Figure 2. SOD1^G93ADKO^CNS neurons lack morphological features of apoptosis but show evidence of autophagy.

(A–D) Transmission electron microscope images of motor neurons from control and SOD1^G93A mice. (A and E) Control mice were harvested at 120 days. Symptom onset [symptomatic] began at 90 days and 120 days for SOD1^G93ACre^CNS and SOD1^G93ADKO^CNS mice, respectively. End-stage began at 120 days and 150 days for SOD1^G93ACre^CNS and SOD1^G93ADKO^CNS mice, respectively. (B–D) The SOD1^G93ADKO^CNS animal was harvested at end-stage (156 days). (A) Motor neurons from SOD1^G93ACre^CNS animals appear apoptotic, while motor neurons from SOD1^G93ADKO^CNS animals appear healthy. Scale bars: 5 μm. (B) SOD1^G93ADKO^CNS motor neurons display morphological features of autophagy. Scale bar: 0.5 μm. (C) SOD1^G93ADKO^CNS motor axons are dystrophic and contain lysosomes. Scale bar: 5 μm. (D) Increased intracellular aggregates in SOD1^G93ADKO^CNS motor neurons. Scale bar: 2 μm. (E) Representative LC3 (brown) and p62 (green) staining of the anterior horn region of spinal cords from control and SOD1^G93A mice. Arrows indicate motor neurons (top row) and positive p62 staining (bottom row). Scale bar: 100 μm (top row); 50 μm (bottom row). A, aggregates; AV, autophagic vesicle; L, lysosome; M, mitochondria; N, nucleus.
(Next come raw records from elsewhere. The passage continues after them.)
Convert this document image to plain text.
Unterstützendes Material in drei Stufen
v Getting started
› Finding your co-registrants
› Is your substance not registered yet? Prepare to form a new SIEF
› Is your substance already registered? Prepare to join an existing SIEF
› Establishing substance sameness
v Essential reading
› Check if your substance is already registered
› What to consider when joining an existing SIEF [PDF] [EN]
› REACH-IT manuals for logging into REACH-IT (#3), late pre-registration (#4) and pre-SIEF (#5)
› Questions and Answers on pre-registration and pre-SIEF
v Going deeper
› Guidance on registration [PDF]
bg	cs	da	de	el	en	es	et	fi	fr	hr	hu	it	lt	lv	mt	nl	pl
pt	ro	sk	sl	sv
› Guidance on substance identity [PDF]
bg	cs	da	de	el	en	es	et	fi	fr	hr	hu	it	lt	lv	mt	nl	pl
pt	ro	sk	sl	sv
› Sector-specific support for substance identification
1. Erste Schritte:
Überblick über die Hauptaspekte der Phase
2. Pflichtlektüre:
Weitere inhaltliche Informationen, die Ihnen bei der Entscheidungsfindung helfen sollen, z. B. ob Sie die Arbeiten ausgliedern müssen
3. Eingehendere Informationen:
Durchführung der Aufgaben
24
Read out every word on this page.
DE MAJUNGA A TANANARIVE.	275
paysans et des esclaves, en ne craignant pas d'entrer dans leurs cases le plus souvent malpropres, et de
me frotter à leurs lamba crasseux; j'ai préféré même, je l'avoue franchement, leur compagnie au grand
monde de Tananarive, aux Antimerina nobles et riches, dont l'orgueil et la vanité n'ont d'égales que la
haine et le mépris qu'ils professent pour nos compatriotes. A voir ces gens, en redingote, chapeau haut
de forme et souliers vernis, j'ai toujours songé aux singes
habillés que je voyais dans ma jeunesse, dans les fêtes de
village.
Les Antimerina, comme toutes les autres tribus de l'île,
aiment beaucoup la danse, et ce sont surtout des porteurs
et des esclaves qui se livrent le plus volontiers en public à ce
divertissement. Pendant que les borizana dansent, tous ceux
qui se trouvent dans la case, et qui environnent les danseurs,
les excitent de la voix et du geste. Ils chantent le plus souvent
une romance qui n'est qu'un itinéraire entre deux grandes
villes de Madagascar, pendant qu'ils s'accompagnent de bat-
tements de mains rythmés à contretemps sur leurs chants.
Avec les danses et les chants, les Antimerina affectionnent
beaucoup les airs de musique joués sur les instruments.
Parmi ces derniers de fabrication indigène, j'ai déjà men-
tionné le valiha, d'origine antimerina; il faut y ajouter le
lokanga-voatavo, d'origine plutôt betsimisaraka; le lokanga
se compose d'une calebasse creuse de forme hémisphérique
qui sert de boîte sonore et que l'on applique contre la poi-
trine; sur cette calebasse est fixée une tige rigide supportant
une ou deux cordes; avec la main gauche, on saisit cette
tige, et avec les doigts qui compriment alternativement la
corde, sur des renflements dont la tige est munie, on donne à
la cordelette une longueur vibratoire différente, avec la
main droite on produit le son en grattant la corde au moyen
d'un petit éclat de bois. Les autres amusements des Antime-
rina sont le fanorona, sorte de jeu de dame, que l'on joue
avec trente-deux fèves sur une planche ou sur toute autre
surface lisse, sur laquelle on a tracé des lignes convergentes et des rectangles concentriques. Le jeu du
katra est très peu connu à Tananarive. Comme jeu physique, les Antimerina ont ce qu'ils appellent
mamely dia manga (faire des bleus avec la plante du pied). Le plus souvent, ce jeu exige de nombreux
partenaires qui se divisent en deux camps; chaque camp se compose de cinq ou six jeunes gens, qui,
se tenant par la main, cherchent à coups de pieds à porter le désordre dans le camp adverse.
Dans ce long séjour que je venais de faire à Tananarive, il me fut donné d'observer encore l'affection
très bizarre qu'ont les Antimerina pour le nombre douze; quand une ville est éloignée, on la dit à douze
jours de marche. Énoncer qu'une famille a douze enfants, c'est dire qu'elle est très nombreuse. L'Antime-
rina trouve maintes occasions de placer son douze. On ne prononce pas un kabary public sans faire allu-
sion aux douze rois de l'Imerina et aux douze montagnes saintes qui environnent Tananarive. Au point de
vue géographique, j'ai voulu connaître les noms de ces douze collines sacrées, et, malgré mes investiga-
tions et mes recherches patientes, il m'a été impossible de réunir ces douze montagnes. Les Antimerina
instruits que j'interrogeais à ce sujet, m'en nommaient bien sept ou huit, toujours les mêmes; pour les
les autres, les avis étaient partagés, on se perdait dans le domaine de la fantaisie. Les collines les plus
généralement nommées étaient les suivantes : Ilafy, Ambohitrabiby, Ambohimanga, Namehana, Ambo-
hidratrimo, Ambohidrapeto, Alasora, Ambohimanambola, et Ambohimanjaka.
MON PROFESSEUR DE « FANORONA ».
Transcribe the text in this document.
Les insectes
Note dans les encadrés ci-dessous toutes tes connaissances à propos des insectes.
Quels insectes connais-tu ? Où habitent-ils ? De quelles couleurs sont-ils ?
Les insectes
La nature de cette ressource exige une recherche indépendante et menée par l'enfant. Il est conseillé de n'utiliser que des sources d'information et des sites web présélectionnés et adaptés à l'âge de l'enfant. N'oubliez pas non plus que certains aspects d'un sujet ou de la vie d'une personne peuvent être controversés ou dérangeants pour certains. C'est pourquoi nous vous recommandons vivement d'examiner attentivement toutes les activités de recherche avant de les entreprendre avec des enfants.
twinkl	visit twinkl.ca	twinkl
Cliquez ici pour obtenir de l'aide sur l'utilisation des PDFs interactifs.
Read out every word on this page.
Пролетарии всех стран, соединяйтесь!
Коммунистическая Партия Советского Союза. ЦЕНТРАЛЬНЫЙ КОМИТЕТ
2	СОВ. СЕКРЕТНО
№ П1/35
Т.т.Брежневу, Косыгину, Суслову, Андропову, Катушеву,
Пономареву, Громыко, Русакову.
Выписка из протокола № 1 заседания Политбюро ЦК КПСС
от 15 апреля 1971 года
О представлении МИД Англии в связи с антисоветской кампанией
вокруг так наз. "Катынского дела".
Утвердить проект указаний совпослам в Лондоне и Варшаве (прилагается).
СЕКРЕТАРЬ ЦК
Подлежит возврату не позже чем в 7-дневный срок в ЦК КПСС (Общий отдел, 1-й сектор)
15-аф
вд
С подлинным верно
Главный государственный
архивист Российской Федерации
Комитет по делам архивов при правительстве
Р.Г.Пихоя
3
Figure 3. Deletion of BAX/BAK preserves neuronal function.

(A and C) Control, symptomatic, and end-stage are as defined as in the legend for Figure 2. (A) Representative ventral root sections from control and SOD1^G93A mice stained with toluidine blue. Scale bar: 200 μm. (B) Quantitation of myelinated ventral root axons from control and SOD1^G93A mice. n = 3. (C) Representative neuromuscular junction images from control and SOD1^G93A mice stained with FITC-conjugated α-bungarotoxin (green) and antibody to Tuj1 (red). Asterisks and arrowheads indicate fully innervated and partially innervated neuromuscular junctions, respectively. Notice the rounded, degenerated appearance of the SOD1^G93ACre^CNS symptomatic neuromuscular junction. nAchR, nicotinic acetylcholine receptor. Scale bar: 8 μm. (D) Percentage of innervated synapses in control and SOD1^G93A mice as quantified from neuromuscular junction staining. n = 2. (E) Percentage of the longest rotarod performance by each mouse (n = 3 for each group). P < 0.05 via ANOVA. (B and E) Data were analyzed using unpaired 2-tailed Student’s t test. ψ indicates that all mice were deceased at the indicated time point.